Introduction to Stateful Applications on Kubernetes

Reading Time: 3 minutes

In the upcoming weeks, I will be writing a series of blogs covering Stateful Applications running on Kubernetes.

  • #1 – This blog; Introduction to Stateful Applications on Kubernetes
  • #2 – Storage Classes & Dynamic Provisioning
  • #3 – StatefulSets & PodDisruptionBudgets

Before we begin, It is important to get an understanding of the terms Pod, Volume, Persistent Volume and Persistent Volume Claim.

Pod

A pod is a group of one or more containers (such as Docker containers), with shared storage/network, and a specification for how to run the containers.


Volume

When running multiple containers together in a Pod it is often necessary to share files between those containers; volumes are used for this purpose.
On-disk files in a container are ephemeral. when a container crashes, it is restarted, but the files will be lost – the container starts with a clean state.

Persistent Volume

A PersistentVolume (PV) is a piece of storage in the cluster. It is a resource just like a node is a cluster resource.
PVs are volume plugins like volumes but have a lifecycle independent of any individual pod that uses the PV.

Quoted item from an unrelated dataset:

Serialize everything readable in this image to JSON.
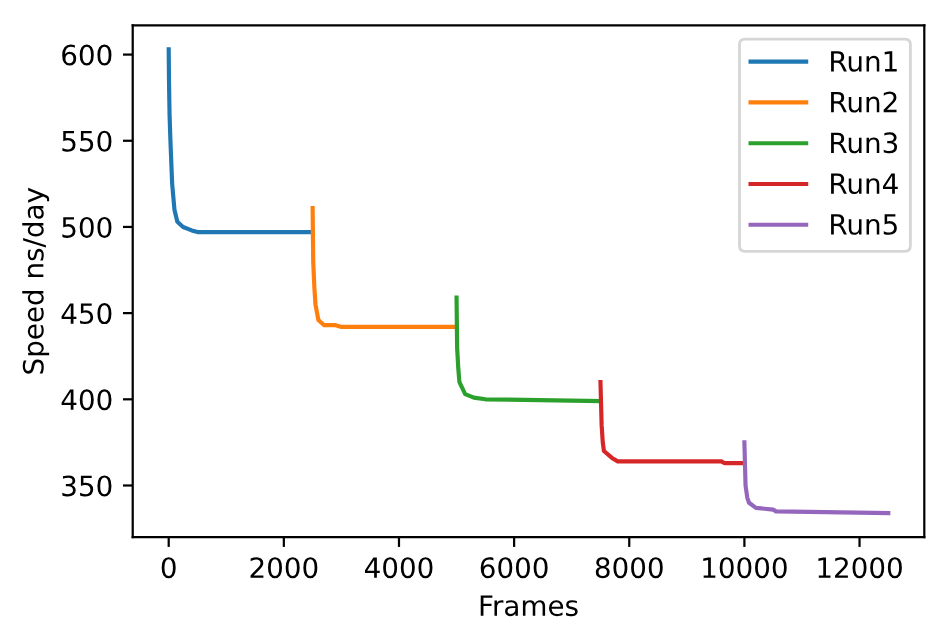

Volume vs. Persistent Volume

Volumes and Persistent Volumes are similar in nature to Ephemeral disks and EBS volumes.
Volumes will be deleted when Pods are deleted, while Persistent Volumes are different entities, completely decoupled from the Pod. PVs are managed by a different set of APIs \ kubectl than Pods and have their own Lifecycle.

Volumes Internals

  • To use a volume, a pod specifies what volumes to provide for the pod (the spec.volumes field) and where to mount those into containers (the spec.containers.volumeMounts field).
  • A process in a container sees a filesystem view composed of their Docker image and volumes. The Docker image is at the root of the filesystem hierarchy, and any volumes are mounted at the specified paths within the image.
  • Volumes can not mount onto other volumes or have hard links to other volumes. Each container in the Pod must independently specify where to mount each volume.

Persistent Volume Claims

A PersistentVolumeClaim (PVC) is a request for storage. It is similar to a pod. While Pods consume node resources, PVCs consume Persistent Volume resources. Pods can request specific levels of resources (CPU and Memory). Claims can request specific size and access modes (e.g., can be mounted once read/write or read-only).


Tying it all together

In order to demonstrate how PersistentVolumes work, let’s use a real-life example of setting up a Database container on a Pod, and mount it’s data volumes under a Persistent Volume.

Persistent Volume definition: database-pv.yml

kind: PersistentVolume
apiVersion: v1
metadata:
    name: database-pv
    labels:
        type: amazonEBS
spec:
    capacity:
        storage: 5Gi
    accessModes:
        - ReadWriteOnce
    awsElasticBlockStore:
        volumeID: vol-123abcd
        fsType: ext4
$ kubectl create -f database-pv.yml

persistentvolume “database-pv” created

[alert type=”info”] Storage can be mounted by only one node for reading/writing[/alert]

PVC definition: accesing 5Gi in ReadWrite mode – database-pvc.yml

kind: PersistentVolumeClaim
apiVersion: v1
metadata:
    name: database-pvc
    labels:
        type: amazonEBS
spec:
    accessModes:
        - ReadWriteOnce
    resources:
        requests:
            storage: 5Gi
$ kubectl create -f database-pvc.yml

persistentvolumeclaim "database-pvc" created

As a design pattern, now let’s create a Deployment resource. Eventually creating a Pod that uses the previously created PVC which claims the PersistentVolume.

[alert type=”info”] Key parts here are:
* volumeMounts define which volumes are going to be mounted. /app/database is the directory where the database Server stores all the data.
* volumes define different volumes that can be used in this RC definition[/alert]

apiVersion: apps/v1
kind: Deployment
metadata:
  name: database
spec:
  selector:
    matchLabels:
      app: database
  replicas: 1
  template:
    metadata:
      labels:
        app: database
    spec:
      containers:
      - name: database-pod
        image: repo/database
        volumeMounts:
        - mountPath: "/app/database"
          name: database-pvc
        ports:
        - containerPort: 3306
      volumes:
      - name: database-pvc
        persistentVolumeClaim:
          claimName: database-pvc
$ kubectl create -f database-rc.yml

replicationcontroller "database" created

 

All Set.

Now, in case we delete the database pod || pod gets destroyed from any reason, k8s will automatically re-create it, and the storage will still exist with the same data attached to the container, with the last bit that was written to the filesystem.